In our article Introduction to Water Wheels we introduced Undershot and Overshot water wheels together with other alternatives.
Each different type of water wheel has its advantages and disadvantages as well as features which make them suitable or unsuitable for different situations. In this article we will present a detailed mathematical analysis looking at the maximum possible efficiency of the overshot and undershot designs of water wheel. Many thanks to retired radio physics lecturer Bill for sharing this work with us.
Derivation of Water Wheel Efficiencies – Overshot vs Undershot
The efficiencies of various types of water wheel are often quoted but it can be difficult to find a derivation. Only two types are discussed the overshot and the undershot. It is almost common sense to recognise that a greater efficiency will be realised when the wheel is overshot because we are using the weight of the water as well as the kinetic energy inherent in the water by virtue of its flow.
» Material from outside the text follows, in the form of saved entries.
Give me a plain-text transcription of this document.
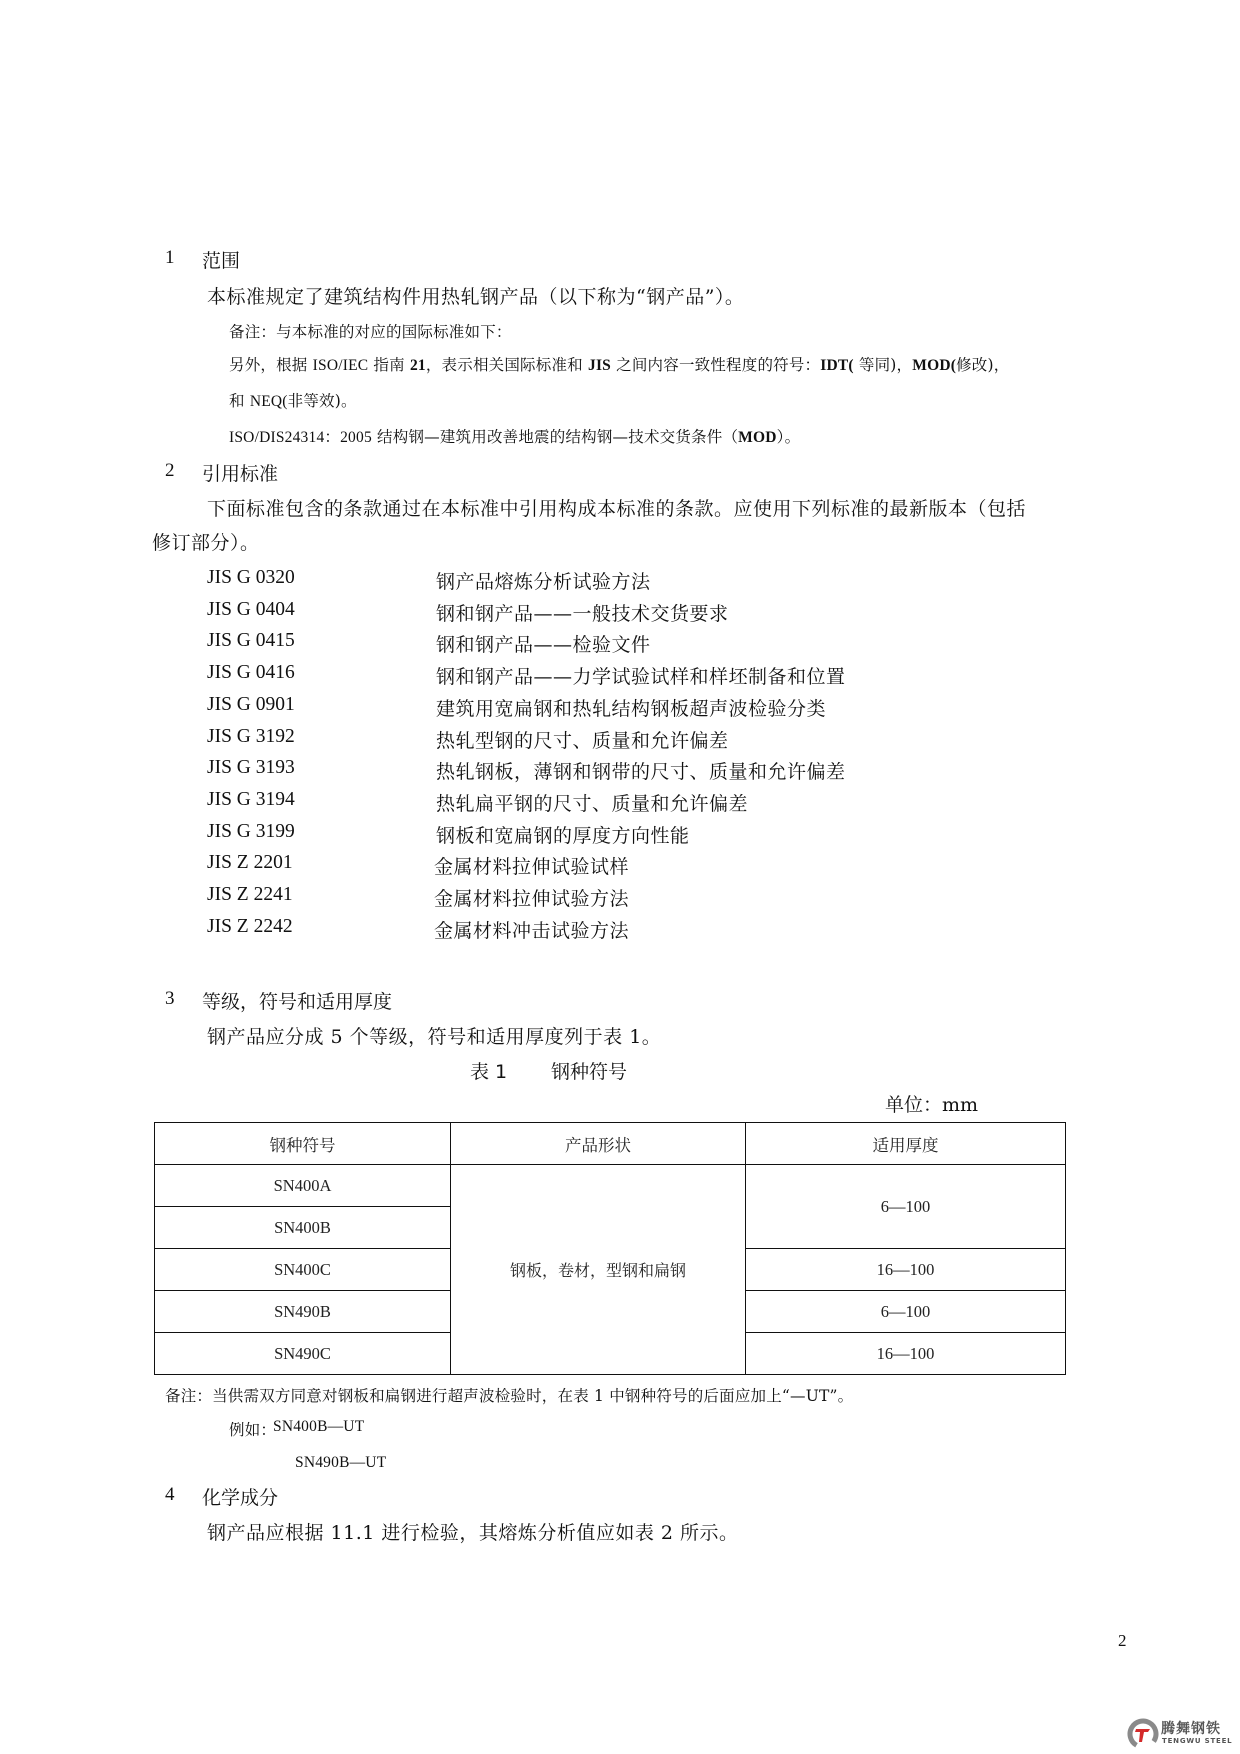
1 范围
本标准规定了建筑结构件用热轧钢产品（以下称为“钢产品”）。
备注：与本标准的对应的国际标准如下：
另外，根据 ISO/IEC 指南 21，表示相关国际标准和 JIS 之间内容一致性程度的符号：IDT( 等同)，MOD(修改)，
和 NEQ(非等效)。
ISO/DIS24314：2005 结构钢—建筑用改善地震的结构钢—技术交货条件（MOD）。
2 引用标准
下面标准包含的条款通过在本标准中引用构成本标准的条款。应使用下列标准的最新版本（包括
修订部分）。
JIS G 0320	钢产品熔炼分析试验方法
JIS G 0404	钢和钢产品——一般技术交货要求
JIS G 0415	钢和钢产品——检验文件
JIS G 0416	钢和钢产品——力学试验试样和样坯制备和位置
JIS G 0901	建筑用宽扁钢和热轧结构钢板超声波检验分类
JIS G 3192	热轧型钢的尺寸、质量和允许偏差
JIS G 3193	热轧钢板，薄钢和钢带的尺寸、质量和允许偏差
JIS G 3194	热轧扁平钢的尺寸、质量和允许偏差
JIS G 3199	钢板和宽扁钢的厚度方向性能
JIS Z 2201	金属材料拉伸试验试样
JIS Z 2241	金属材料拉伸试验方法
JIS Z 2242	金属材料冲击试验方法
3 等级，符号和适用厚度
钢产品应分成 5 个等级，符号和适用厚度列于表 1。
表 1 钢种符号
单位：mm
钢种符号	产品形状	适用厚度
SN400A	钢板，卷材，型钢和扁钢	6—100
SN400B		
SN400C		16—100
SN490B		6—100
SN490C		16—100
备注：当供需双方同意对钢板和扁钢进行超声波检验时，在表 1 中钢种符号的后面应加上“—UT”。
例如：
SN400B—UT
SN490B—UT
4 化学成分
钢产品应根据 11.1 进行检验，其熔炼分析值应如表 2 所示。
2
腾舞钢铁
TENGWU STEEL
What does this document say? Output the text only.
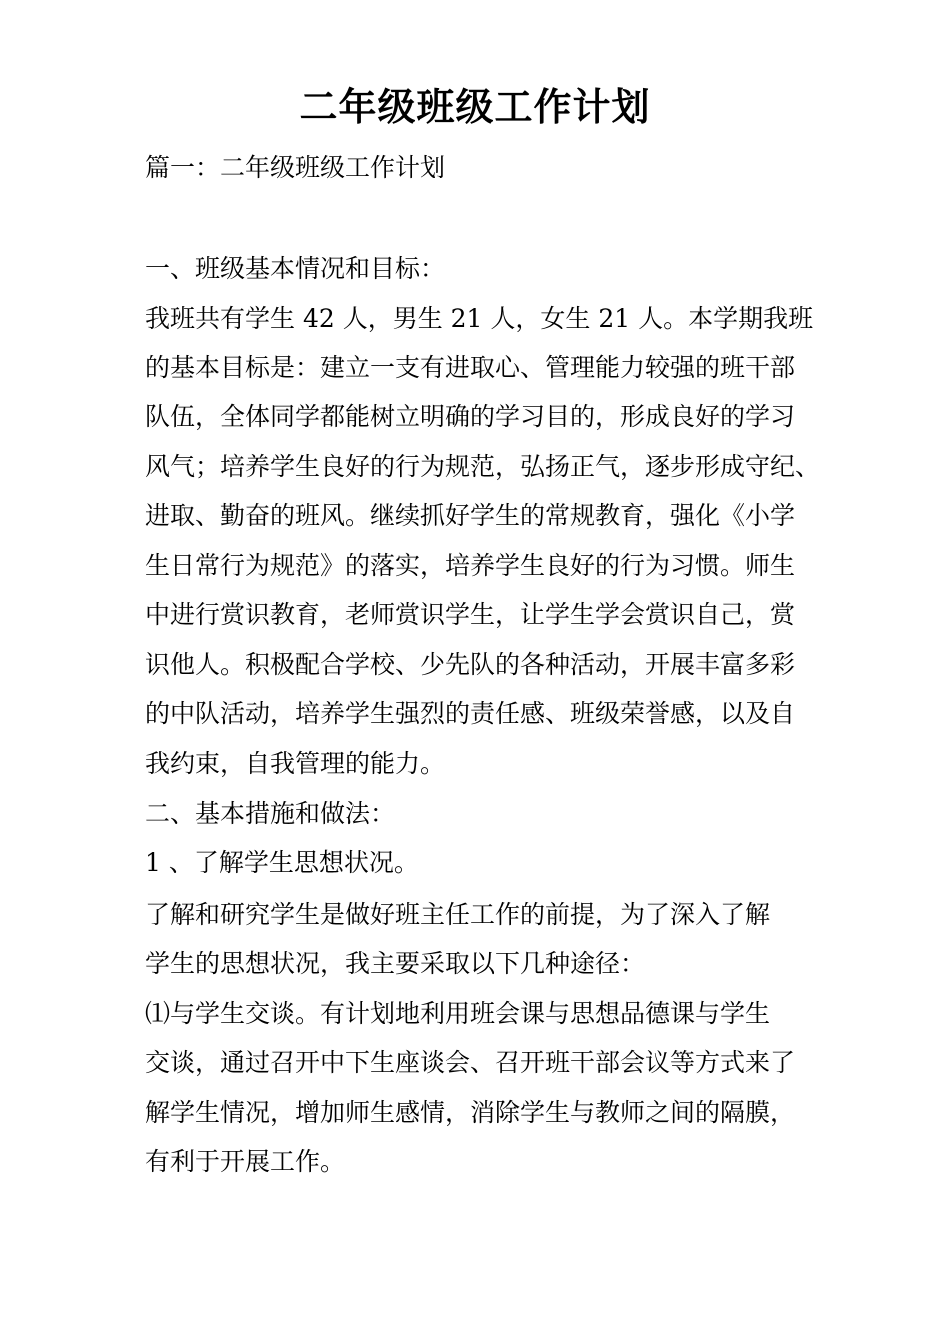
二年级班级工作计划
篇一：二年级班级工作计划
一、班级基本情况和目标：
我班共有学生 42 人，男生 21 人，女生 21 人。本学期我班
的基本目标是：建立一支有进取心、管理能力较强的班干部
队伍，全体同学都能树立明确的学习目的，形成良好的学习
风气；培养学生良好的行为规范，弘扬正气，逐步形成守纪、
进取、勤奋的班风。继续抓好学生的常规教育，强化《小学
生日常行为规范》的落实，培养学生良好的行为习惯。师生
中进行赏识教育，老师赏识学生，让学生学会赏识自己，赏
识他人。积极配合学校、少先队的各种活动，开展丰富多彩
的中队活动，培养学生强烈的责任感、班级荣誉感，以及自
我约束，自我管理的能力。
二、基本措施和做法：
1 、了解学生思想状况。
了解和研究学生是做好班主任工作的前提，为了深入了解
学生的思想状况，我主要采取以下几种途径：
⑴与学生交谈。有计划地利用班会课与思想品德课与学生
交谈，通过召开中下生座谈会、召开班干部会议等方式来了
解学生情况，增加师生感情，消除学生与教师之间的隔膜，
有利于开展工作。
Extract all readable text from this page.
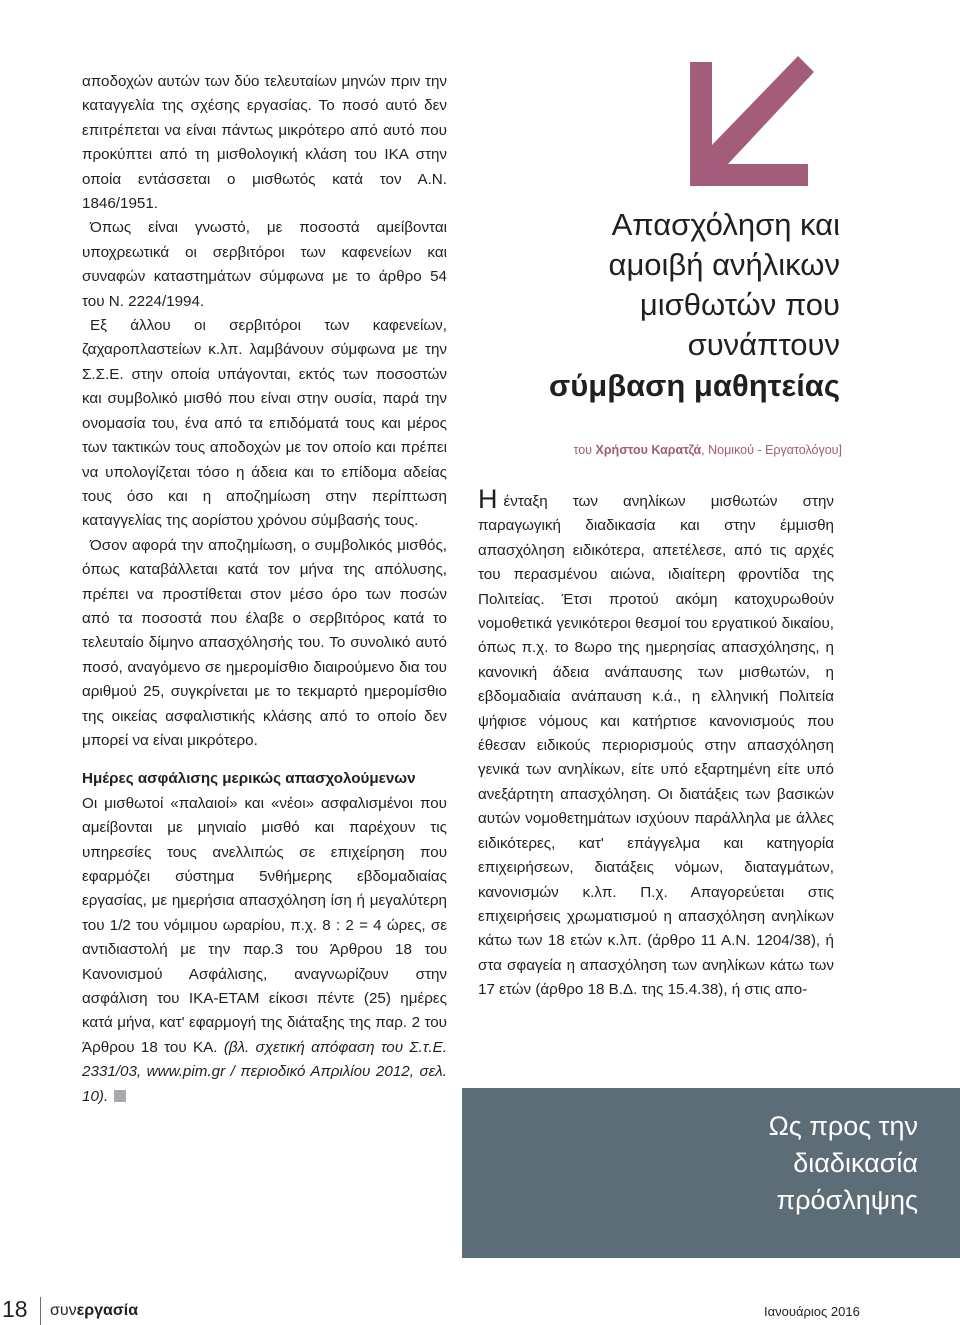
αποδοχών αυτών των δύο τελευταίων μηνών πριν την καταγγελία της σχέσης εργασίας. Το ποσό αυτό δεν επιτρέπεται να είναι πάντως μικρότερο από αυτό που προκύπτει από τη μισθολογική κλάση του ΙΚΑ στην οποία εντάσσεται ο μισθωτός κατά τον Α.Ν. 1846/1951.

Όπως είναι γνωστό, με ποσοστά αμείβονται υποχρεωτικά οι σερβιτόροι των καφενείων και συναφών καταστημάτων σύμφωνα με το άρθρο 54 του Ν. 2224/1994.

Εξ άλλου οι σερβιτόροι των καφενείων, ζαχαροπλαστείων κ.λπ. λαμβάνουν σύμφωνα με την Σ.Σ.Ε. στην οποία υπάγονται, εκτός των ποσοστών και συμβολικό μισθό που είναι στην ουσία, παρά την ονομασία του, ένα από τα επιδόματά τους και μέρος των τακτικών τους αποδοχών με τον οποίο και πρέπει να υπολογίζεται τόσο η άδεια και το επίδομα αδείας τους όσο και η αποζημίωση στην περίπτωση καταγγελίας της αορίστου χρόνου σύμβασής τους.

Όσον αφορά την αποζημίωση, ο συμβολικός μισθός, όπως καταβάλλεται κατά τον μήνα της απόλυσης, πρέπει να προστίθεται στον μέσο όρο των ποσών από τα ποσοστά που έλαβε ο σερβιτόρος κατά το τελευταίο δίμηνο απασχόλησής του. Το συνολικό αυτό ποσό, αναγόμενο σε ημερομίσθιο διαιρούμενο δια του αριθμού 25, συγκρίνεται με το τεκμαρτό ημερομίσθιο της οικείας ασφαλιστικής κλάσης από το οποίο δεν μπορεί να είναι μικρότερο.

Ημέρες ασφάλισης μερικώς απασχολούμενων

Οι μισθωτοί «παλαιοί» και «νέοι» ασφαλισμένοι που αμείβονται με μηνιαίο μισθό και παρέχουν τις υπηρεσίες τους ανελλιπώς σε επιχείρηση που εφαρμόζει σύστημα 5νθήμερης εβδομαδιαίας εργασίας, με ημερήσια απασχόληση ίση ή μεγαλύτερη του 1/2 του νόμιμου ωραρίου, π.χ. 8 : 2 = 4 ώρες, σε αντιδιαστολή με την παρ.3 του Άρθρου 18 του Κανονισμού Ασφάλισης, αναγνωρίζουν στην ασφάλιση του ΙΚΑ-ΕΤΑΜ είκοσι πέντε (25) ημέρες κατά μήνα, κατ' εφαρμογή της διάταξης της παρ. 2 του Άρθρου 18 του ΚΑ. (βλ. σχετική απόφαση του Σ.τ.Ε. 2331/03, www.pim.gr / περιοδικό Απριλίου 2012, σελ. 10).

Απασχόληση και
αμοιβή ανήλικων
μισθωτών που
συνάπτουν
σύμβαση μαθητείας
του Χρήστου Καρατζά, Νομικού - Εργατολόγου]

Ηένταξη των ανηλίκων μισθωτών στην παραγωγική διαδικασία και στην έμμισθη απασχόληση ειδικότερα, απετέλεσε, από τις αρχές του περασμένου αιώνα, ιδιαίτερη φροντίδα της Πολιτείας. Έτσι προτού ακόμη κατοχυρωθούν νομοθετικά γενικότεροι θεσμοί του εργατικού δικαίου, όπως π.χ. το 8ωρο της ημερησίας απασχόλησης, η κανονική άδεια ανάπαυσης των μισθωτών, η εβδομαδιαία ανάπαυση κ.ά., η ελληνική Πολιτεία ψήφισε νόμους και κατήρτισε κανονισμούς που έθεσαν ειδικούς περιορισμούς στην απασχόληση γενικά των ανηλίκων, είτε υπό εξαρτημένη είτε υπό ανεξάρτητη απασχόληση. Οι διατάξεις των βασικών αυτών νομοθετημάτων ισχύουν παράλληλα με άλλες ειδικότερες, κατ' επάγγελμα και κατηγορία επιχειρήσεων, διατάξεις νόμων, διαταγμάτων, κανονισμών κ.λπ. Π.χ. Απαγορεύεται στις επιχειρήσεις χρωματισμού η απασχόληση ανηλίκων κάτω των 18 ετών κ.λπ. (άρθρο 11 Α.Ν. 1204/38), ή στα σφαγεία η απασχόληση των ανηλίκων κάτω των 17 ετών (άρθρο 18 Β.Δ. της 15.4.38), ή στις απο-

Ως προς την
διαδικασία
πρόσληψης
18 συνεργασία	Ιανουάριος 2016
Water wheels have been with us some time and because of the spiralling cost of hydrocarbon fuels more people with the appropriate land and water are turning back to the water wheel for a cheap supply of power for heating and lighting.
This document looks albeit very superficially at water wheels and their efficiencies. There are a large number of variations of water wheels each with their own advantages and disadvantages. I have avoided the Pelton wheel which is far superior to a conventional water wheel – one of the reasons for this is because it extracts nearly all of the available energy by virtue of the reversal of momentum due to the shape of its cups.